Commission identifies shortcomings in existing common standards on asylum procedures

The European Commission report on the application of the Directive on minimum standards on procedures for granting and withdrawing refugee status shows that procedural guarantees still vary considerably across the EU. Moreover, the vagueness of the standards set by the Directive and flaws in the implementation at national level may lead to administrative errors. The Commission adopted on 21 October 2009 a proposal to recast the Directive in order to remedy to these deficiencies.

The Asylum Procedures Directive was designed to establish minimum standards for fair and efficient procedures for granting and withdrawing refugee status.

The Commission report on its implementation highlights that the objective of creating a level playing field with respect to asylum procedures has not been fully achieved. Some of the Directive's optional provisions and derogation clauses have contributed to the proliferation of divergent arrangements across the EU; consequently, procedural guarantees vary considerably between Member States. This is notably the case with respect to the provisions on accelerated procedures, 'safe country of origin', 'safe third country', personal interviews, legal assistance, and access to an effective remedy. A number of cases of incomplete and/or incorrect transposition and flaws in the implementation of the Directive have also been identified.

As a consequence, procedures may be susceptible to administrative error: an important share of decisions taken on individual cases is overturned on appeal, as they are based on criteria which are insufficiently clear and precise.

On the basis of a thorough evaluation of the implementation of the Procedures Directive, the Commission adopted on 21 October 2009 a proposal to recast the Directive in order to remedy to the deficiencies, streamlining and consolidating procedures and improving both the quality of first instance decisions and the overall efficiency of the asylum process across the EU.

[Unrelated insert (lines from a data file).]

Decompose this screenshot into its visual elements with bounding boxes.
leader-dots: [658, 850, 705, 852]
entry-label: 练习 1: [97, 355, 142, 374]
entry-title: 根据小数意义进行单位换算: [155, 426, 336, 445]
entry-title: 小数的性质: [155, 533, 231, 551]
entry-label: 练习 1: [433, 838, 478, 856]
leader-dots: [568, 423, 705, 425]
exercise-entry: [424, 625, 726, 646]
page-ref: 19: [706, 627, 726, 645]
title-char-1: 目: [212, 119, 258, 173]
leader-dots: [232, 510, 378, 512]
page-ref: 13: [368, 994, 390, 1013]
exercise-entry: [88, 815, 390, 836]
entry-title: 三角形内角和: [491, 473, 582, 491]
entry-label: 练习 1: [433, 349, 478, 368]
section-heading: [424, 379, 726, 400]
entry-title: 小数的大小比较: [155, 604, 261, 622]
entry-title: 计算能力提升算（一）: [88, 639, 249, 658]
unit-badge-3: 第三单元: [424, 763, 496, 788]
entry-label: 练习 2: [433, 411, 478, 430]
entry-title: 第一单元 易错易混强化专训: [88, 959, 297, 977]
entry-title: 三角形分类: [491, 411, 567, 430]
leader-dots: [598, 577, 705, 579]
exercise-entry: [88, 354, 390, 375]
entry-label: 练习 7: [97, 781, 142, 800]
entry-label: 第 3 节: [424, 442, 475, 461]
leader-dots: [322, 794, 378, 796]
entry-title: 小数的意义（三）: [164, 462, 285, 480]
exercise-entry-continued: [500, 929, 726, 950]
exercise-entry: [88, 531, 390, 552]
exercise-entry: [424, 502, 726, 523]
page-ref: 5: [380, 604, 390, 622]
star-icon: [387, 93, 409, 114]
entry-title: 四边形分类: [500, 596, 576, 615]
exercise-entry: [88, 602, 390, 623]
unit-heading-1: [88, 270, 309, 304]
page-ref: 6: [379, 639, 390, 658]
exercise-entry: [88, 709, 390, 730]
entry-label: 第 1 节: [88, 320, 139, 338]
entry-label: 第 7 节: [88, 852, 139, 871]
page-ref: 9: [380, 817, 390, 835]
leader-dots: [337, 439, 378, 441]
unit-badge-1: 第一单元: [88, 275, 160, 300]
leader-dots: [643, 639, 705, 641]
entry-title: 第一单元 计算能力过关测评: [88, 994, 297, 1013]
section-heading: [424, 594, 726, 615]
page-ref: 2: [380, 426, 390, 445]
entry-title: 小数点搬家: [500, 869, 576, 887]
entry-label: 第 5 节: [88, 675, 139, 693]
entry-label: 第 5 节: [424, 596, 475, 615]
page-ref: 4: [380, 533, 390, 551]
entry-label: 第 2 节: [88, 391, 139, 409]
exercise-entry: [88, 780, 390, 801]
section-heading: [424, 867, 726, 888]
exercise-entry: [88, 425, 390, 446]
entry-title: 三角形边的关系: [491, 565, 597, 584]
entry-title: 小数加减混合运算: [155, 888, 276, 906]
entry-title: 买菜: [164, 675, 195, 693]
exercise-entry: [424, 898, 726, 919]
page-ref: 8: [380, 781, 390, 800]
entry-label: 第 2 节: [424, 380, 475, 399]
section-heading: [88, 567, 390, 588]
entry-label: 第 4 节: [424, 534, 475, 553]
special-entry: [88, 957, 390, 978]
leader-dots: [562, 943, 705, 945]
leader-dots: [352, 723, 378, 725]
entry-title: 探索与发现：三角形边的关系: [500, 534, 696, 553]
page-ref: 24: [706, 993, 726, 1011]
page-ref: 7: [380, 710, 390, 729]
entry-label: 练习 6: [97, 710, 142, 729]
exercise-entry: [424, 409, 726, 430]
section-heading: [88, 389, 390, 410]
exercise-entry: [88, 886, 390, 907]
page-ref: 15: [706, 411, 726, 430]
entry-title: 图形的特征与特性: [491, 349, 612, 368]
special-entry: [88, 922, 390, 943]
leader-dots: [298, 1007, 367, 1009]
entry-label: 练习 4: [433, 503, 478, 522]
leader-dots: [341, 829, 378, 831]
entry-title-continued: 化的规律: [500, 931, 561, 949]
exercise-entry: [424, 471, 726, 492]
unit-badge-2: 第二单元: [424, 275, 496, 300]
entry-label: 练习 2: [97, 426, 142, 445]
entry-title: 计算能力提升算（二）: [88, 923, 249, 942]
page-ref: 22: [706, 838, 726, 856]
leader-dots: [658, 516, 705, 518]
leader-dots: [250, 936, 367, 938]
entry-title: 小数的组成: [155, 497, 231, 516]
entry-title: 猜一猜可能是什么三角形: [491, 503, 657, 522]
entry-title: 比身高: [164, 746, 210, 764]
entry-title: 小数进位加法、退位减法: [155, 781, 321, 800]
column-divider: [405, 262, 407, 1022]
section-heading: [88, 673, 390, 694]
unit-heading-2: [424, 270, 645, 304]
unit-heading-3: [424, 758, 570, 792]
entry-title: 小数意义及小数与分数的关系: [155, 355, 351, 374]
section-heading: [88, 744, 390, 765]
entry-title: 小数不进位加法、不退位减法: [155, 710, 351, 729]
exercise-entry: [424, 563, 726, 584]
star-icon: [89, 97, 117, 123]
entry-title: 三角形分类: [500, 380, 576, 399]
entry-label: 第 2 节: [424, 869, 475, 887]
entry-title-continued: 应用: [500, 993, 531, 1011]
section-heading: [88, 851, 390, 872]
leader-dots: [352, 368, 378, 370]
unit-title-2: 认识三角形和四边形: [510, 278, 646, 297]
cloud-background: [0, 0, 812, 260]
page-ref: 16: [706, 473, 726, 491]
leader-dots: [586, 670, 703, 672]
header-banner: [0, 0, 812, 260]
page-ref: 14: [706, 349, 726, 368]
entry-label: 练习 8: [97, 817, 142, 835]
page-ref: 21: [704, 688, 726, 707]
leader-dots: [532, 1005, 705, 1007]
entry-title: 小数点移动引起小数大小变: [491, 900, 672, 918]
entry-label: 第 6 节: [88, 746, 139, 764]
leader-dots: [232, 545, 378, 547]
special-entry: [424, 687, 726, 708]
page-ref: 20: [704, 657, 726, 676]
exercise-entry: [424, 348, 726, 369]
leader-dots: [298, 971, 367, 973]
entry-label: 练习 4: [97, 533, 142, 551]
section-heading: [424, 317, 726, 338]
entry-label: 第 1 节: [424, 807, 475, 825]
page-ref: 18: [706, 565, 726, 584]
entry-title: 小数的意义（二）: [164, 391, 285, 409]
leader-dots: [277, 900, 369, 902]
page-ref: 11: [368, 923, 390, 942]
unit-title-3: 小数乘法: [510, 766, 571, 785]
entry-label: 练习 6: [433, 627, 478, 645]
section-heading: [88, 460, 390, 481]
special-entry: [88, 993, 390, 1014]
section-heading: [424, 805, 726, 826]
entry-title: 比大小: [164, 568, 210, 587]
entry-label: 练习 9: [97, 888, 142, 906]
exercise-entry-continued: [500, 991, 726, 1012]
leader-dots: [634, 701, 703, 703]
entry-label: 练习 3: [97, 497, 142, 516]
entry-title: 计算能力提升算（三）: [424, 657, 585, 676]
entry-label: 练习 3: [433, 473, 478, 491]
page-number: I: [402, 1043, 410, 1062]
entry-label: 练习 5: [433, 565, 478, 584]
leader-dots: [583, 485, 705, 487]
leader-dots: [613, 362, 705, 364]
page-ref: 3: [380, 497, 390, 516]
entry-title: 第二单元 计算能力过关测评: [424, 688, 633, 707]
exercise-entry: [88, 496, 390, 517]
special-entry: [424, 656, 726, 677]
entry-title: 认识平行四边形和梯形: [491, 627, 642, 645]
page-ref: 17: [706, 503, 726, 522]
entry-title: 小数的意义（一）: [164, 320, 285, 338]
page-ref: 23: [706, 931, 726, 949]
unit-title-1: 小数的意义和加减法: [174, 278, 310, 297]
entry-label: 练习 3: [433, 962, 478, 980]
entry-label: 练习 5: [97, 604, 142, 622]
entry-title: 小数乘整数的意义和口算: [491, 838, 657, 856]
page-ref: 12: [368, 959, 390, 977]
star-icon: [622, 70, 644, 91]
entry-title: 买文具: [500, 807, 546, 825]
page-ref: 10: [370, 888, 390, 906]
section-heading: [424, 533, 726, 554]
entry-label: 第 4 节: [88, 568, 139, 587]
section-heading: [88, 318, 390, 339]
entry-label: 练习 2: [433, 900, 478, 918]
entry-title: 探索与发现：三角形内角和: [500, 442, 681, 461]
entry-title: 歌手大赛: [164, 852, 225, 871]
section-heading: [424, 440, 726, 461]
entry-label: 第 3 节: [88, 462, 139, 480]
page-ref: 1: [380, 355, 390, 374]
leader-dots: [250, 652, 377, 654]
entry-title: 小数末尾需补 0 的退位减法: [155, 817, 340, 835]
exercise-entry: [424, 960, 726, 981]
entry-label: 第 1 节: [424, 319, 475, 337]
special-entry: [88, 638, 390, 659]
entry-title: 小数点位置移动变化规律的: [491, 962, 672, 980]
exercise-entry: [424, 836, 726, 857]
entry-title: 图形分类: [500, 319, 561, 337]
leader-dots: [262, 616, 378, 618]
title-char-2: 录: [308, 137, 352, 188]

After several years working on this issue, EU launches Asylum Support Office to help harmonise procedures in all Member States. It also disseminate best practices, collaborate in implementing solidarity measures and contribute to convergence needed to establish a Common European Asylum System.

Quality and efficiency in the asylum process will be the main theme of a Ministerial Conference in Brussels on 13-14 September 2010 in Brussels. The current report will also serve as a background to the discussions.

The Asylum Procedures

Between 1 January 2008 and 31 December 2009, the number of asylum applications registered by the 26 Member States bound by the APD was 492,995. During the same period, these Member States issued 444,165 first instance decisions and 125,785 appeal decisions.

The deadline for transposition of most of the Directive was 1 December 2007, while Article 15, which concerns legal assistance, had to be transposed by 1 December 2008.

Following expiry of these deadlines, infringement procedures were opened against all Member States that failed to fully communicate their transposition measures: the Commission dispatched 17 letters of formal notice and 5 reasoned opinions.

At present, all Member States have notified complete transposition measures except Ireland. The Commission had taken a decision to refer Belgium and Ireland to the Court of Justice for failure to notify complete transposition measures, and opened infringement proceedings against Greece for its failure to implement properly several provisions of the Directive. In recent days, however, Belgium notified what it considers to be full transposition measures to the Commission. These are currently being reviewed with a view to ascertaining whether they render Belgium's transposition complete.